Le docteur Edgely entra.
— Je crois qu’il serait temps que nous fassions un petit somme, fit-il avec un sourire stupide. Après, nous serons frais comme la rose pour notre bon petit dîner.
— Est-ce que vous avez jamais entendu pareilles sornettes ? demanda Weidmann en haussant les épaules et avec un sourire pour Susan. Enfin, je présume qu’il faut lui passer son caprice, au pauvre type.
Susan se leva.
— Merci, monsieur Weidmann… commença-t-elle.
Il leva la main.
— Allez vite, mon enfant. Si vous avez besoin d’aide, revenez me voir. Sinon, restez où vous êtes. Ce n’est pas un endroit convenable pour une jolie fille comme vous.
Alors, tout à coup, et sans aucun avertissement, son sourire disparut, et son expression s’altéra. On eût dit qu’un volet s’était fermé derrière ses yeux, les rendant vides et sans expression.
— Emmenez donc cette femme. Qui est-ce d’abord ? Que fait-elle ici ? cria-t-il sur un ton aigre et querelleur. Je veux voir Cornélius. Dites-lui de venir ici tout de suite. Il faut que nous discutions les affaires des aciéries du Progrès.

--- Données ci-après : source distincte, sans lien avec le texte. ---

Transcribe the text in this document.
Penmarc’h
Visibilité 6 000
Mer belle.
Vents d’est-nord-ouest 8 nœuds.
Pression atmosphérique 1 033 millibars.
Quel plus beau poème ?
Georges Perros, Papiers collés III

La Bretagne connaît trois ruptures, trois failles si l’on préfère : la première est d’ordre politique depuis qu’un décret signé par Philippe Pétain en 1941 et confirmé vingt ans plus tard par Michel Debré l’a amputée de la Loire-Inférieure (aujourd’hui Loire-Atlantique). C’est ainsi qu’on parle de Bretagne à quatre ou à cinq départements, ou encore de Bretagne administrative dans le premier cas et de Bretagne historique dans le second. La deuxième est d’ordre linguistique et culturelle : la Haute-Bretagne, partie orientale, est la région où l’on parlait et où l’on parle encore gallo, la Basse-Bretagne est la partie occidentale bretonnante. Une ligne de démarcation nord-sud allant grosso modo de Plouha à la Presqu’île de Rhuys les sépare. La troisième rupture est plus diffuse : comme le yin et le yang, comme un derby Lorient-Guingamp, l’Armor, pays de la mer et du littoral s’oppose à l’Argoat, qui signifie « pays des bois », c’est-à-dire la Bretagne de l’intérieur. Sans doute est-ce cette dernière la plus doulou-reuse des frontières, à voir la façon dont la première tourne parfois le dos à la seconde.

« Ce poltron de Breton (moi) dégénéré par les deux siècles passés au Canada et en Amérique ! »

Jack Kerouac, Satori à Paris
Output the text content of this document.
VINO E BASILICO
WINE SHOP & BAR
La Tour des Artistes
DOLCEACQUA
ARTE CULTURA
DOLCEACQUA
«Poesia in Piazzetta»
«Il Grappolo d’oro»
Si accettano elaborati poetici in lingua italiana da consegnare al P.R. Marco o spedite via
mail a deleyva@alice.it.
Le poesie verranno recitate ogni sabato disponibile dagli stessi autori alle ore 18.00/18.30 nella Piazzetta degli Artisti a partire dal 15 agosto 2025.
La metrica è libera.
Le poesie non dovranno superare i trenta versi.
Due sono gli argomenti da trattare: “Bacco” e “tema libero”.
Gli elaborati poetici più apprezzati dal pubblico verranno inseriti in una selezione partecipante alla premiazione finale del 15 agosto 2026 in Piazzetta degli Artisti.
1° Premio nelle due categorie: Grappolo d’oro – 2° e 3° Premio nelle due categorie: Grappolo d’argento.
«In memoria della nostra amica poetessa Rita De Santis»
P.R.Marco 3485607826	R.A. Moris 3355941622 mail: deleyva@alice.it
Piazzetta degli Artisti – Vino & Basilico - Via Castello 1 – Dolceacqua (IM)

Susan fut renvoyée de la pièce avec douceur, mais avec fermeté, par Edgely qui referma la porte à clé.
— Vous voyez comment il est, lui dit-il en hochant la tête. Il a des crises. Pendant des jours entiers, il est tout à fait normal. Puis quelque chose arrive et il se met à réclamer son frère. C’est bien triste et je crains qu’il ne mette bien du temps à recouvrer son équilibre.
Susan, bouleversée autant qu’effrayée, ne sut que répondre.
— Mais, est-il heureux au moins ? finit-elle par demander en arrivant en haut de l’escalier.
— Oh ! oui, ne vous inquiétez pas à son sujet, lui assura Edgely. (Il lui tendit la main.) Vous pourrez vous retrouver ? Il faut que j’aille lui parler.
Dans le hall, Susan s’arrêta pour examiner l’enveloppe remise par Weidmann. Après un instant d’hésitation, elle l’ouvrit et en retira un bout de papier rose. C’était un chèque à son nom, signé par les administrateurs de la banque Weidmann, pour une somme de cinq mille livres sterling. Elle resta là un instant, à regarder fixement le chèque ; sa tête tournait. Il devait être bon, se dit-elle. Weidmann le lui avait donné et les administrateurs l’avaient signé.
Le bruit impatient d’un klaxon de la police la fit sursauter. Vite, elle glissa le chèque dans son porte-monnaie. La voilà indépendante. Elle pouvait même songer à monter une affaire… Elle pouvait ouvrir un bureau, acheter un petit magasin, ou même encore, foncier une agence de renseignements.
Le klaxon se faisait plus impatient encore ; elle ouvrit rapidement la porte et descendit en courant rejoindre la voiture d’Adams.